Nicht kleckern, sondern klotzen heißt schon bei der Kurswahl im Arcade-Modus das Motto. Suchten im Erstling noch dürftige fünf Strecken (Suzuka, Paul Ricard, Jerez, Donington und Motegi) ihren Bezwinger, ist die Kurszahl nun auf das Doppelte angewachsen. Neben Assen und Le Mans (Frankreich), Catalunya (Spanien) sowie Mugello (Italien) freuen sich Zweiradfans nicht zuletzt über die grafisch äußerst gelungene Implementierung des einheimischen Sachsenrings.
Auch die Auswahl an Maschinen ist reichhaltig. Zwar stehen für Eure ersten Fahrversuche nur ein Dutzend bekannter Markengeräte aus (zumindest Anhängern des Sports) geläufigen Rennställen wie Telefonica Movistar Suzuki oder Repsol YPF Honda bereit.

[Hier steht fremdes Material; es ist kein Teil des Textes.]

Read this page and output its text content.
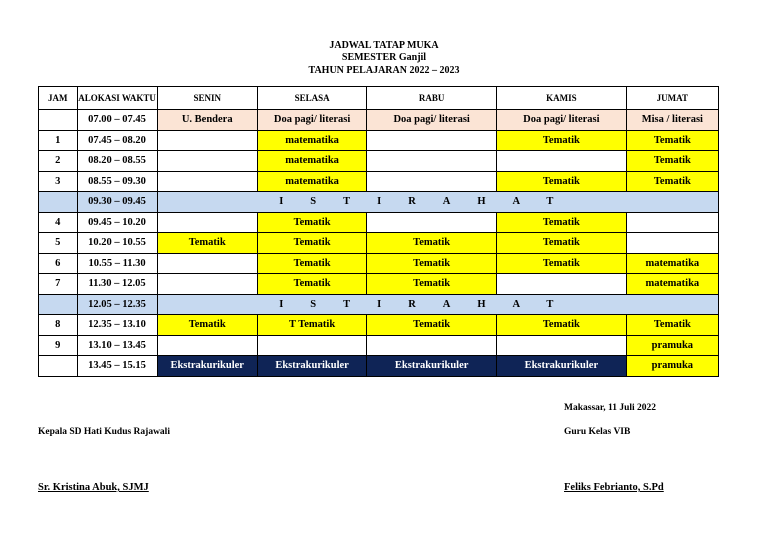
JADWAL TATAP MUKA
SEMESTER Ganjil
TAHUN PELAJARAN 2022 – 2023
JAM	ALOKASI WAKTU	SENIN	SELASA	RABU	KAMIS	JUMAT
	07.00 – 07.45	U. Bendera	Doa pagi/ literasi	Doa pagi/ literasi	Doa pagi/ literasi	Misa / literasi
1	07.45 – 08.20		matematika		Tematik	Tematik
2	08.20 – 08.55		matematika			Tematik
3	08.55 – 09.30		matematika		Tematik	Tematik
	09.30 – 09.45	ISTIRAHAT				
4	09.45 – 10.20		Tematik		Tematik	
5	10.20 – 10.55	Tematik	Tematik	Tematik	Tematik	
6	10.55 – 11.30		Tematik	Tematik	Tematik	matematika
7	11.30 – 12.05		Tematik	Tematik		matematika
	12.05 – 12.35	ISTIRAHAT				
8	12.35 – 13.10	Tematik	T Tematik	Tematik	Tematik	Tematik
9	13.10 – 13.45					pramuka
	13.45 – 15.15	Ekstrakurikuler	Ekstrakurikuler	Ekstrakurikuler	Ekstrakurikuler	pramuka
Makassar, 11 Juli 2022
Kepala SD Hati Kudus Rajawali	Guru Kelas VIB
Sr. Kristina Abuk, SJMJ	Feliks Febrianto, S.Pd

Auf vielerlei Weise dürft Ihr aber insgesamt 27 weitere Fahrzeuge samt zugehöriger Motorrad-Heroen vergangener Tage freischalten.

Um einen Überblick der bereits gemeisterten Aufgaben zu bekommen, nutzt Ihr den Menüpunkt ‘Herausforderungen’: Hier findet Ihr eine Masse von 72 verschiedenen Prüfungen, die mit Extras wie Bildmaterial oder frischen Piloten respektive Maschinen belohnt werden. Dabei verlangen nur etwa 30 den Gewinn einzelner Arcade-Rennen oder gesamter Meisterschaften – der Groß­teil ähnelt den Lizenzprüfungen bekannter Vierrad-Kollegen wie Gran Turismo 3.